The US$600 million is the equivalent to 2.6 months of import cover.
The first tranche of the money hit the accounts of the BoG last week following the approval of Ghana’s Programme by the Executive Board of the Fund.
Addressing the media at the Monetary Policy Committee press conference, Dr Addison said although the money was meant for budget support, it would help the country in meeting its foreign liquidity needs, and help anchor both inflation and exchange rate outlook.
“We are going to credit the government with the cedi equivalent of $600 million to support the execution of the budget but obviously the BoG will benefit from the foreign exchange,” he stated.
The governor noted that gross International Reserves, excluding oil funds, encumbered and pledged assets, stood at $1.4 billion, while net international reserves as of March 2023 stood at $2.1 billion.
Banks record losses
Dr Addison also pointed out that banks recorded total losses of GH¢8 billion in the 2022 financial year.
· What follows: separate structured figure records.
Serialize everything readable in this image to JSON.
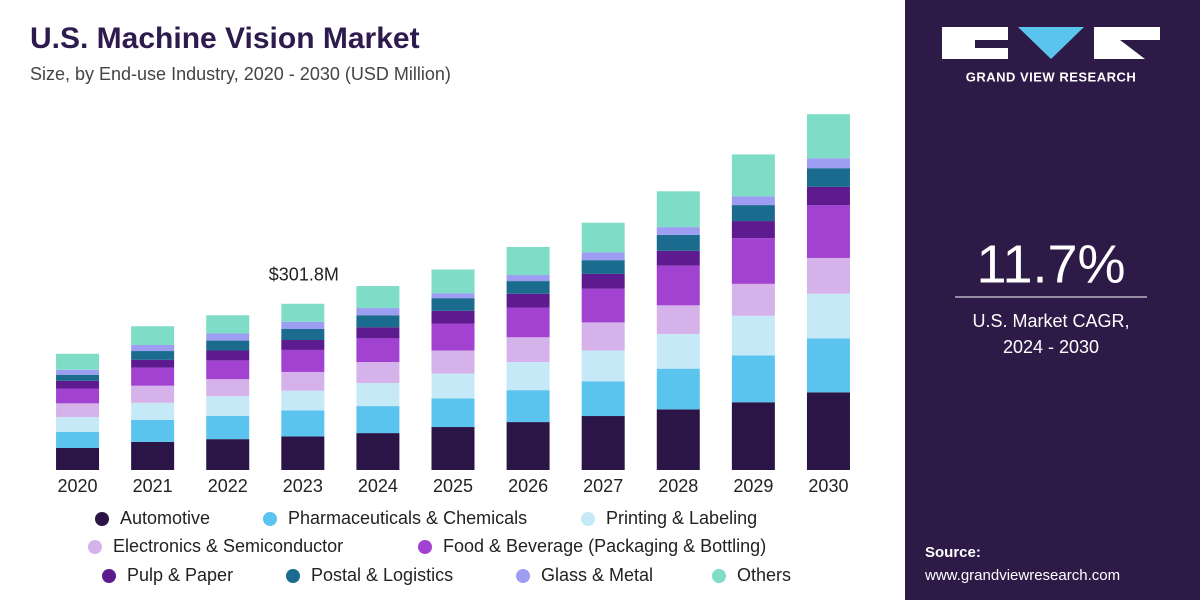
{
  "chart_data": {
    "type": "stacked_bar",
    "title": "U.S. Machine Vision Market",
    "subtitle": "Size, by End-use Industry, 2020 - 2030 (USD Million)",
    "categories": [
      "2020",
      "2021",
      "2022",
      "2023",
      "2024",
      "2025",
      "2026",
      "2027",
      "2028",
      "2029",
      "2030"
    ],
    "ylim": [
      0,
      650
    ],
    "series": [
      {
        "name": "Automotive",
        "color": "#2b1446",
        "values": [
          40,
          51,
          56,
          61,
          67,
          78,
          87,
          98,
          110,
          123,
          141
        ]
      },
      {
        "name": "Pharmaceuticals & Chemicals",
        "color": "#5bc4ee",
        "values": [
          29,
          40,
          42,
          47,
          49,
          52,
          58,
          63,
          74,
          85,
          98
        ]
      },
      {
        "name": "Printing & Labeling",
        "color": "#c6e9f8",
        "values": [
          27,
          31,
          36,
          36,
          42,
          45,
          51,
          56,
          63,
          72,
          81
        ]
      },
      {
        "name": "Electronics & Semiconductor",
        "color": "#d6b2ea",
        "values": [
          25,
          31,
          31,
          34,
          38,
          42,
          45,
          51,
          52,
          58,
          65
        ]
      },
      {
        "name": "Food & Beverage (Packaging & Bottling)",
        "color": "#a143d0",
        "values": [
          27,
          33,
          34,
          40,
          43,
          49,
          54,
          61,
          72,
          83,
          96
        ]
      },
      {
        "name": "Pulp & Paper",
        "color": "#5e1b8f",
        "values": [
          14,
          14,
          18,
          18,
          20,
          23,
          25,
          27,
          27,
          31,
          33
        ]
      },
      {
        "name": "Postal & Logistics",
        "color": "#1b6b8f",
        "values": [
          11,
          16,
          18,
          20,
          22,
          23,
          23,
          25,
          29,
          29,
          34
        ]
      },
      {
        "name": "Glass & Metal",
        "color": "#9d9ef1",
        "values": [
          9,
          11,
          13,
          13,
          13,
          9,
          11,
          14,
          14,
          16,
          18
        ]
      },
      {
        "name": "Others",
        "color": "#7edcc7",
        "values": [
          29,
          34,
          33,
          32.8,
          40,
          43,
          51,
          54,
          65,
          76,
          80
        ]
      }
    ],
    "annotations": [
      {
        "x": "2023",
        "value": 301.8,
        "label": "$301.8M"
      }
    ]
  },
  "side_panel": {
    "brand": "GRAND VIEW RESEARCH",
    "cagr": "11.7%",
    "cagr_label": [
      "U.S. Market CAGR,",
      "2024 - 2030"
    ],
    "source_label": "Source:",
    "source_url": "www.grandviewresearch.com"
  }
}
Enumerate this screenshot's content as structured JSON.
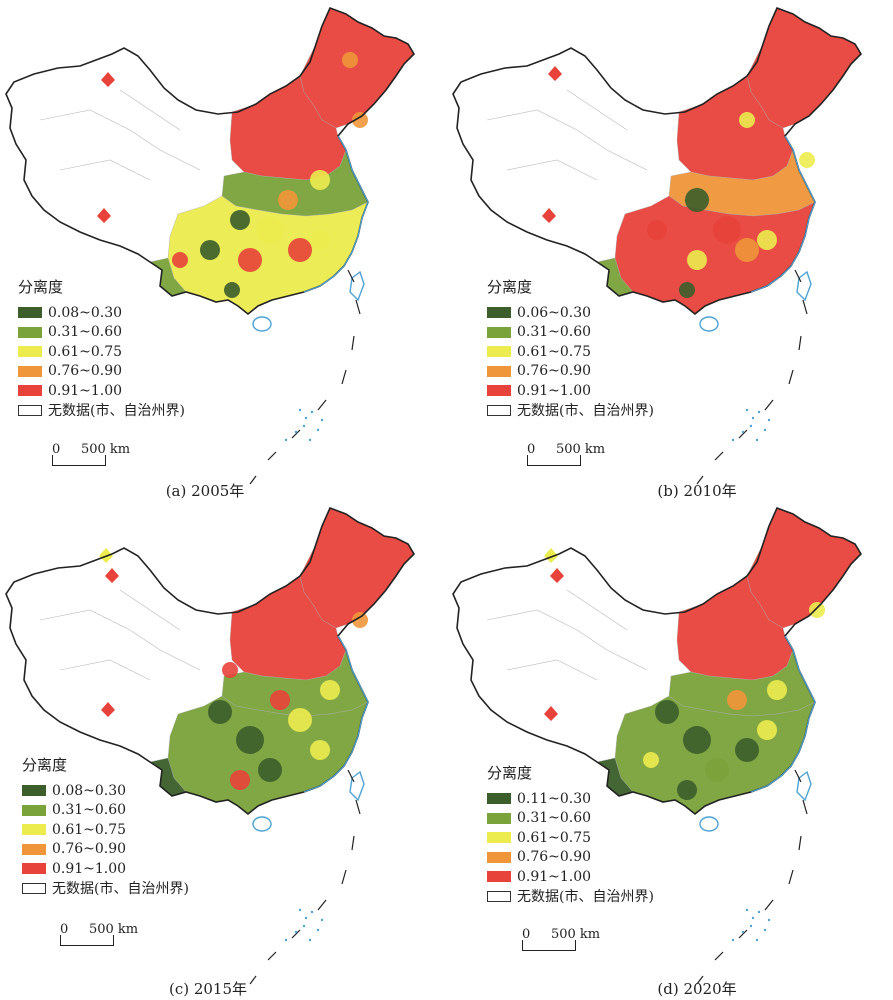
{
  "colors": {
    "c1": "#3b5e2b",
    "c2": "#7ba33b",
    "c3": "#ecec4f",
    "c4": "#f0963a",
    "c5": "#e8433a",
    "nodata": "#ffffff",
    "sea": "#4da3d4"
  },
  "legend_title": "分离度",
  "nodata_label": "无数据(市、自治州界)",
  "scale": {
    "zero": "0",
    "label": "500 km"
  },
  "panels": [
    {
      "caption": "(a) 2005年",
      "classes": [
        "0.08~0.30",
        "0.31~0.60",
        "0.61~0.75",
        "0.76~0.90",
        "0.91~1.00"
      ]
    },
    {
      "caption": "(b) 2010年",
      "classes": [
        "0.06~0.30",
        "0.31~0.60",
        "0.61~0.75",
        "0.76~0.90",
        "0.91~1.00"
      ]
    },
    {
      "caption": "(c) 2015年",
      "classes": [
        "0.08~0.30",
        "0.31~0.60",
        "0.61~0.75",
        "0.76~0.90",
        "0.91~1.00"
      ]
    },
    {
      "caption": "(d) 2020年",
      "classes": [
        "0.11~0.30",
        "0.31~0.60",
        "0.61~0.75",
        "0.76~0.90",
        "0.91~1.00"
      ]
    }
  ]
}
He said most banks reported significant losses on the back of the mark-to-market valuation losses on their respective holdings in Government of Ghana bonds following the implementation of the DDEP.
He said other losses were due to higher impairments on loans and rising operating costs.
“The main profitability indicators, namely, return-on- assets and return-on-equity all turned negative in 2022 because of the industry’s loss position.
“The 2022 audited financial statements of banks also pointed to some impairments in capital levels, although most banks posted Capital Adequacy Ratios (CAR) above the 10 per cent regulatory minimum at end-December 2022,” he said.
The governor said data for the first four months of this year, show some turnaround in the banking sector’s performance following the conclusion of the DDEP, and following consensus reached among stakeholders on the treatment of losses arising from same.
He said banks continued to rebalance their portfolios in response to the impact of the DDEP on their balance sheet shifting away from medium-to-long term investments to short term investments and increases in new loans.
“In general, the banks returned to making profits in the first four months of 2023, broadly reflecting higher operating income.
“Loan loss provisions also increased relative to a year ago, due to the pickup in credit growth and elevated credit risks,” he stated.
Policy rate maintained
The BoG maintained its policy rate at 29.5 per cent.
Although inflation has seen a decline since the beginning of the year, the central bank maintained the rate due to global underlining inflationary uncertainties.
The policy rate is of keen interest to businesses, signals the rate at which the Central Bank will lend to commercial banks.
It also subsequently influences average lending rates on loans to individuals and businesses.